This is the beauty of Indian classical music, being ages old, it is modern,” said the renowned tabla player Durjay Bhaumik.

Talking to The Pioneer in a candid rendezvous, Bhaumik talked about his musical journey and the traditions of Indian classical music. Bhaumik is in Indore city to perform at Ustad Amir Khan Festival. He will be performing on Wednesday along with sitarist Partha Bose.

Bhaumik said, “This festival is really special as it is ia tribute to Ustad Amir Khan who is considered as the pioneer of Indian classical music. I am excited to perform in this festival.”

An acclaimed accompanist as well as soloist, Durjay Bhaumik hails from Kolkata. Began the formal training when he was six-years-old, Bhaumik gave his first performance in year 1992 at Calcutta.

His tonal excellence, technical virtuosity and sensitivity towards Music have taken him places accompanying celebrities of Indian Classical Music in the leading Classical Music Festivals of India and overseas. His career spanned over two decades now he is one of the most sought after Tabla players of his generation.

On asking about the difference between the western and Indian audience, Bhaumik said, “I really do not find any difference as our music is equally popular in west. But, every music has its substance and system and so the western music. There are many musicians who play the fusion of the both. I would just say that If something makes you happy, that is music.”
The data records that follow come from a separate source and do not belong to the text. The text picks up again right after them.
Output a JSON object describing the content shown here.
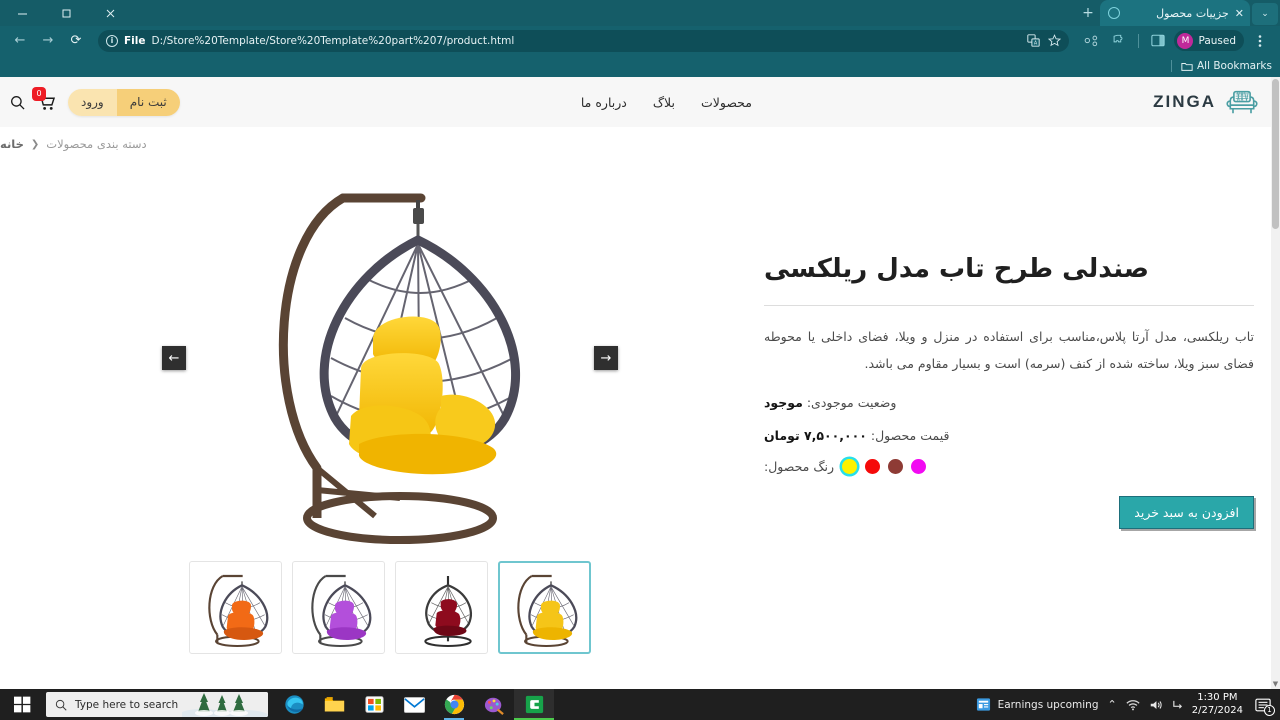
{
  "browser": {
    "tab": {
      "title": "جزییات محصول",
      "favicon": "circle-icon",
      "close": "✕"
    },
    "new_tab_label": "+",
    "tab_list_label": "⌄",
    "window_controls": {
      "minimize": "—",
      "maximize": "❐",
      "close": "✕"
    },
    "toolbar": {
      "back": "←",
      "forward": "→",
      "reload": "⟳",
      "file_label": "File",
      "url": "D:/Store%20Template/Store%20Template%20part%207/product.html",
      "translate_icon": "translate-icon",
      "bookmark_icon": "star-icon",
      "share_icon": "share-icon",
      "extensions_icon": "puzzle-icon",
      "sidepanel_icon": "side-panel-icon",
      "menu_icon": "kebab-menu-icon",
      "profile": {
        "initial": "M",
        "label": "Paused"
      }
    },
    "bookmarks_bar": {
      "label": "All Bookmarks",
      "icon": "folder-icon"
    }
  },
  "site": {
    "brand": {
      "name": "ZINGA",
      "logo": "armchair-icon",
      "color": "#4a9ea3"
    },
    "nav": [
      {
        "label": "محصولات",
        "name": "nav-products"
      },
      {
        "label": "بلاگ",
        "name": "nav-blog"
      },
      {
        "label": "درباره ما",
        "name": "nav-about"
      }
    ],
    "auth": {
      "signup": "ثبت نام",
      "login": "ورود"
    },
    "cart": {
      "count": "0",
      "icon": "cart-icon"
    },
    "search": {
      "icon": "search-icon"
    }
  },
  "breadcrumb": {
    "home": "خانه",
    "separator": "❮",
    "current": "دسته بندی محصولات"
  },
  "product": {
    "title": "صندلی طرح تاب مدل ریلکسی",
    "description": "تاب ریلکسی، مدل آرتا پلاس،مناسب برای استفاده در منزل و ویلا، فضای داخلی یا محوطه فضای سبز ویلا، ساخته شده از کنف (سرمه) است و بسیار مقاوم می باشد.",
    "availability_label": "وضعیت موجودی:",
    "availability_value": "موجود",
    "price_label": "قیمت محصول:",
    "price_value": "۷,۵۰۰,۰۰۰ تومان",
    "color_label": "رنگ محصول:",
    "colors": [
      {
        "name": "swatch-magenta",
        "hex": "#f20af2",
        "selected": false
      },
      {
        "name": "swatch-brown",
        "hex": "#8e3b35",
        "selected": false
      },
      {
        "name": "swatch-red",
        "hex": "#f50a0a",
        "selected": false
      },
      {
        "name": "swatch-yellow",
        "hex": "#fdf200",
        "selected": true
      }
    ],
    "add_to_cart": "افزودن به سبد خرید",
    "gallery": {
      "prev_label": "←",
      "next_label": "→",
      "thumbs": [
        {
          "name": "thumb-yellow",
          "cushion": "#f5c518",
          "selected": true
        },
        {
          "name": "thumb-darkred",
          "cushion": "#8e0b1e",
          "selected": false
        },
        {
          "name": "thumb-purple",
          "cushion": "#b34fdb",
          "selected": false
        },
        {
          "name": "thumb-orange",
          "cushion": "#f26a16",
          "selected": false
        }
      ],
      "main_cushion": "#f5c518"
    }
  },
  "taskbar": {
    "start": "start-icon",
    "search_placeholder": "Type here to search",
    "apps": [
      {
        "name": "taskbar-edge",
        "label": "Microsoft Edge"
      },
      {
        "name": "taskbar-file-explorer",
        "label": "File Explorer"
      },
      {
        "name": "taskbar-store",
        "label": "Microsoft Store"
      },
      {
        "name": "taskbar-mail",
        "label": "Mail"
      },
      {
        "name": "taskbar-chrome",
        "label": "Google Chrome"
      },
      {
        "name": "taskbar-paint",
        "label": "Paint 3D"
      },
      {
        "name": "taskbar-active-app",
        "label": "Active App"
      }
    ],
    "tray": {
      "news": "Earnings upcoming",
      "chevron": "⌃",
      "network": "network-icon",
      "volume": "volume-icon",
      "keyboard": "ime-icon",
      "time": "1:30 PM",
      "date": "2/27/2024",
      "notification_count": "1"
    }
  }
}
Bhaumik also emphasized over the role of women tabla players. He said that today the female players would be considered better than the male tabla players. “Earlier it was not a trend for females to get into instrumental or vocals, they were limited to Indian classical dances. But, today the scenario is different and I am happy to see many female artists getting inclined toward tabla recital and doing well in field.”

He is the founder of Naad Foundation, an NGO that works in the field of art and education. Talking about it, he said that Nadd Foundation organizes festivals for the purpose of increasing public understanding and appreciation of the performing arts. Participation in these festivals and related workshops play an integral part in the lives of budding young local talents as they demonstrate their skills, efforts and the disciplines gained through the many programmes. To create awareness about Harmony through Indian Classical Music Nadd Foundation presented 150 Indian Classical Music Concerts in 30 Music festivals involving almost 500 artists. More than 25 thousands viewers have directly experienced the glory of Indian Classical Music through our Music Festival nationwide. 15 concert venues in 10 cities covered so far.

He signed off saying, “Young musicians should listen to their gurus and get enriched with their knowledge.”